Started with verified disk identity:
Before destructive operations, we clear stale signatures on intended targets only:
After creating filesystems and mount points, validate mount intent and persistence:
When using tiered mounts with bind paths, ensure base mounts are established before bind mounts in fstab, then verify live source mapping:
This step was a bit finicky and can bring bugs/miscofigured drives, so watch out for typos!
For RAID boot resilience checks and sync hygiene:
The commands are straightforward. The discipline is in when and why they are run.
Risks that shaped design decisions#
Several risks changed the implementation details more than any architecture diagram:
1) Device naming ambiguity#
/dev/sdX assignment is not a trust boundary. It is a kernel naming detail.
The risk was formatting the wrong disk during tier setup. The mitigation was explicit runbook mapping (device, model, size) before any destructive command.

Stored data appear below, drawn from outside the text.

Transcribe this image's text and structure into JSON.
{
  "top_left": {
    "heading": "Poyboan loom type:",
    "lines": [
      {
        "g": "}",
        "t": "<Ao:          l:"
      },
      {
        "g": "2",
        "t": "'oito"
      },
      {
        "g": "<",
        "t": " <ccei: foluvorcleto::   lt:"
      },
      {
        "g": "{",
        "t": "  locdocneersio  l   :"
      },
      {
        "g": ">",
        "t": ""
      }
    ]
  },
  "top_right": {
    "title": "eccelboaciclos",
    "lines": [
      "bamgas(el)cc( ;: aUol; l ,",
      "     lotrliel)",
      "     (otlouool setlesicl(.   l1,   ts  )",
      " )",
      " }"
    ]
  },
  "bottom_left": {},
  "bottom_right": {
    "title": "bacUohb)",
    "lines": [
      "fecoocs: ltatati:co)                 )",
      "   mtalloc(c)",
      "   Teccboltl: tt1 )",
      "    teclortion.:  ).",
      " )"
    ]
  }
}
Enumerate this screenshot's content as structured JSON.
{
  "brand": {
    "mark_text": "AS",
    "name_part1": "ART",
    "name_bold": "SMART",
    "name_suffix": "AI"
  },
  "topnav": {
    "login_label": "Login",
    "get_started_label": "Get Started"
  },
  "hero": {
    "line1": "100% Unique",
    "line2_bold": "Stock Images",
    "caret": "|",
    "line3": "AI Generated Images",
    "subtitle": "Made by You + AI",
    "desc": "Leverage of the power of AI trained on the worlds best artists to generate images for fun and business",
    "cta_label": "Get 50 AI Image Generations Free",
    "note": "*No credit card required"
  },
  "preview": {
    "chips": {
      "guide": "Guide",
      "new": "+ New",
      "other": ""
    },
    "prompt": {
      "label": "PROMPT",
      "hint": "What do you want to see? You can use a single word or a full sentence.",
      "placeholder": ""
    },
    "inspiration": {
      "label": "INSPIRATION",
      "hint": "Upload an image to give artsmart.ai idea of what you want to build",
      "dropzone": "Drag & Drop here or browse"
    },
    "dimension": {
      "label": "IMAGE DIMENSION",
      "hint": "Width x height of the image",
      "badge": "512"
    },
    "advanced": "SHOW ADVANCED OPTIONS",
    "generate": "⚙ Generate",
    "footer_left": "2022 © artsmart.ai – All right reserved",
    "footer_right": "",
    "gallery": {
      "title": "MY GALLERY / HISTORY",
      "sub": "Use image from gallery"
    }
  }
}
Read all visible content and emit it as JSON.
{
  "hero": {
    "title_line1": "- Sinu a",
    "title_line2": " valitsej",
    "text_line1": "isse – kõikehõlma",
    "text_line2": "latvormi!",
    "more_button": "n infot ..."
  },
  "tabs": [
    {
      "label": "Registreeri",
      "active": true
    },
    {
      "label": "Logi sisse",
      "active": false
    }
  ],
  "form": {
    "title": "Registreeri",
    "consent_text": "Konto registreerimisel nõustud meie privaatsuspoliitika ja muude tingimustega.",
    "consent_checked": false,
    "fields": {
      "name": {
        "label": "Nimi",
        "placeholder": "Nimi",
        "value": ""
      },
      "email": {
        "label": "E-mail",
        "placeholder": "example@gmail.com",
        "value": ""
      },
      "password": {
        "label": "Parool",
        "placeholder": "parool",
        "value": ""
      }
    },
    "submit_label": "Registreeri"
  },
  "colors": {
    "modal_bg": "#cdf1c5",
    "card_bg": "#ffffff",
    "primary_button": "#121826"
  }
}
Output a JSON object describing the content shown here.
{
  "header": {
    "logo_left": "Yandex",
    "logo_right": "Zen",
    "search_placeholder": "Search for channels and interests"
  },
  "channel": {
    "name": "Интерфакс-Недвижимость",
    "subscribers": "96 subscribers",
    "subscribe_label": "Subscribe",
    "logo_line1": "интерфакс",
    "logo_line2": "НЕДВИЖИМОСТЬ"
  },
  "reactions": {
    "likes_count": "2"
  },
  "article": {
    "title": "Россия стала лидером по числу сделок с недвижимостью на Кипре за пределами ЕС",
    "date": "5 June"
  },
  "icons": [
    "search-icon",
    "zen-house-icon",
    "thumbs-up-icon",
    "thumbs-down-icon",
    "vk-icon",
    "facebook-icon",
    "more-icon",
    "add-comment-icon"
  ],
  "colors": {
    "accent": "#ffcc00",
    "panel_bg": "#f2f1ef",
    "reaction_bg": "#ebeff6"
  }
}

2) False confidence in dual-disk boot#
Configuring mirrored boot is not the same as proving failover behavior. A resilient design needs test evidence, not assumptions.
This led to a stricter rule: failover behavior must be validated and documented after setup, not inferred from tool output.
3) fstab drift and bind mount ordering#
Tiering designs can silently fail if mount dependency order is wrong. A clean file is not enough; runtime verification has to confirm expected source-to-mount mapping.
4) Backup tier confusion#
“Backups exist” is not equivalent to “recovery path is protected.” Keeping backups on a logically separate tier made recovery intent explicit and operationally safer.
What changed after implementing these boundaries#
The node did not become magically fault-tolerant. It became easier to reason about under actual pressure.
Three practical shifts stood out from this setup:
- platform operations became more deterministic because responsibilities were clearer
- verification became faster because each tier had a known purpose
- future phase planning (k3s, observability, workload rollout) stopped competing with unresolved storage ambiguity
This was the real gain: fewer hidden coupling points before workload complexity arrives.
Trade-offs I accepted#
Boundary-heavy setup has costs:
- more upfront time before shipping visible workloads
- more documentation burden (mapping, verification, rollback notes)
- less flexibility for quick one-off shortcuts
I accepted those trade-offs because they buy something more valuable: operational confidence when things go wrong.
Closing#
Designing failure domains on a single node is less about pretending to run a cloud and more about practicing system ownership.
The turning point for me was this:
I stopped asking, “Can this run?” and started asking, “How does this fail, and what stays intact when it does?”
Once that question drives design, boundaries stop feeling like overhead. They become the mechanism that keeps the platform understandable and recoverable as it evolves.